I have lived in my bucolic Boston suburb for twenty years. Not much happens. The police report in the weekly newspaper features OUIs and shoplifting charges. People worry about zoning changes and the naming of schools. Everyone gets along.
It turns out that the two worst people who have lived in my town in recent memory were priests at the Catholic church just down the street from me.
One of them, who doesn’t merit a Wikipedia article, was the pastor of the church; he is currently serving a life sentence in prison for sexual abuse of minors.
The other priest, the infamous John Geoghan, was strangled and stomped to death in prison.
In both cases, there is strong evidence that the Archdiocese of Boston knew what was going on and hid the information from the police and potential victims. But no one in a position of power in the archdiocese was ever charged with a crime. Cardinal Bernard Law was pulled back to safety in Rome, where he remains influential. Reports suggest he was behind the recent crackdown on American nuns who were too interested in stuff like, you know, social justice and helping the poor.
But now we have this:
In the first conviction of a high-level Roman Catholic official in the nationwide priest sexual abuse scandal, a monsignor in the Philadelphia Archdiocese was found guilty Friday of child endangerment for covering up allegations of abuse of children.

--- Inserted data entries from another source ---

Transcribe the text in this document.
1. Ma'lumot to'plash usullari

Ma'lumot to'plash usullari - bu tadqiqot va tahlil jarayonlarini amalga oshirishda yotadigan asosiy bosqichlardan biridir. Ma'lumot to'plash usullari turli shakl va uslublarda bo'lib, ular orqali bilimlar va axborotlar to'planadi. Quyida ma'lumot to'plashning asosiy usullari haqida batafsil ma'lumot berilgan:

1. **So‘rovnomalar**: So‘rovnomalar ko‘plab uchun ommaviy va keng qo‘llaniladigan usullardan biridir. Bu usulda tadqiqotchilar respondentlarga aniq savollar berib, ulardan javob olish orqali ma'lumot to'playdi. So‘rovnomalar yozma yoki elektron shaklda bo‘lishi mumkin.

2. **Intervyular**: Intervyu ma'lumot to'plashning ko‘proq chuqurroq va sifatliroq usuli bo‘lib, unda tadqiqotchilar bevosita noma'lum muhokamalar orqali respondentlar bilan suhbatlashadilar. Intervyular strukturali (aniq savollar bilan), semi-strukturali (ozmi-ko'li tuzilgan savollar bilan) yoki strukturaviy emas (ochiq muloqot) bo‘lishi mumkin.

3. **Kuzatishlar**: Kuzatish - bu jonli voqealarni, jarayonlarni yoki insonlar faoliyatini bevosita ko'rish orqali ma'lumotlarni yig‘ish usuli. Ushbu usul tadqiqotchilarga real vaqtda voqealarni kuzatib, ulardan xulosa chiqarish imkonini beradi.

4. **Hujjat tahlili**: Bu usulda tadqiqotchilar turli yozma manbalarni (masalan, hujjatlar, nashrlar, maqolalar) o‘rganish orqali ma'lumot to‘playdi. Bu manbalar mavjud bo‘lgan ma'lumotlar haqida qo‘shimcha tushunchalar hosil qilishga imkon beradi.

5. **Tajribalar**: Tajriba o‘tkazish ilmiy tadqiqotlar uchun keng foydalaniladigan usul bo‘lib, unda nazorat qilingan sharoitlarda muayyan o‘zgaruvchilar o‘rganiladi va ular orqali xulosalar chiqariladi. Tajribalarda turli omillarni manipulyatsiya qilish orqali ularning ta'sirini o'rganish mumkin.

Msgr. William J. Lynn, who supervised priests for the archdiocese, was accused of reassigning pedophile priests in an attempt to protect the church’s reputation and avoid lawsuits. A jury acquitted him, however, of conspiracy and another endangerment charge.
The Sandusky trial and conviction had a higher profile, but he’s just a guy, and Penn State is just a place. Lynn is a representative of one of the most powerful institutions in the world. His conviction matters.
After the Church sex abuse scandal exploded in the early 2000s, we took the kids to New York City and popped into Saint Patrick’s Cathedral to take a look. Turns out Mass was being celebrated, and the priest was giving a homily about the scandal. And of course he blamed the media. WTF? Hollywood has been glamorizing pedophilia? But he’s not alone. Here is Pope Benedict’s insightful analysis of the problem:
But in his festive speech – which he traditionally uses to impart key messages to senior Vatican figures – he insisted the abuse scandal should be placed in a wider social context. “We cannot remain silent about the context of these times in which these events have come to light,” he said, citing child pornography, “that seems in some way to be considered more and more normal by society.”
Sexual tourism in the third world was “threatening an entire generation”, he added.
Returning to a theme he had discussed in the past, Benedict said the modern world’s moral relativism was at fault. “In the 1970s, paedophilia was seen as a natural thing for men and children,” he said, arguing that the Catholic church had the task of taking on and defeating relativism.
In what universe is child pornography considered “more and more normal by society”?
I enjoy disputations about theology and science, but let’s face it: religion isn’t going away anytime soon. But can’t we hope for a religion that is better than this? The depressing thing is that Bernard Law once represented that kind of religion:
Law was a civil rights activist. He was a member of the Mississippi Leadership Conference and Mississippi Human Relations Council. For his civil rights activities and his strong positions on civil rights in the Mississippi Register, of which he was editor, he received death threats. The newspaper lost many subscribers for whom his civil rights stance was repugnant.
Charles Evers, activist and brother of Medger Evers (activist assassinated in 1963), praised Law and said he acted “not for the Negro, but for justice and what is right.”
If we had more priests like that, it would be harder to make the case for atheism.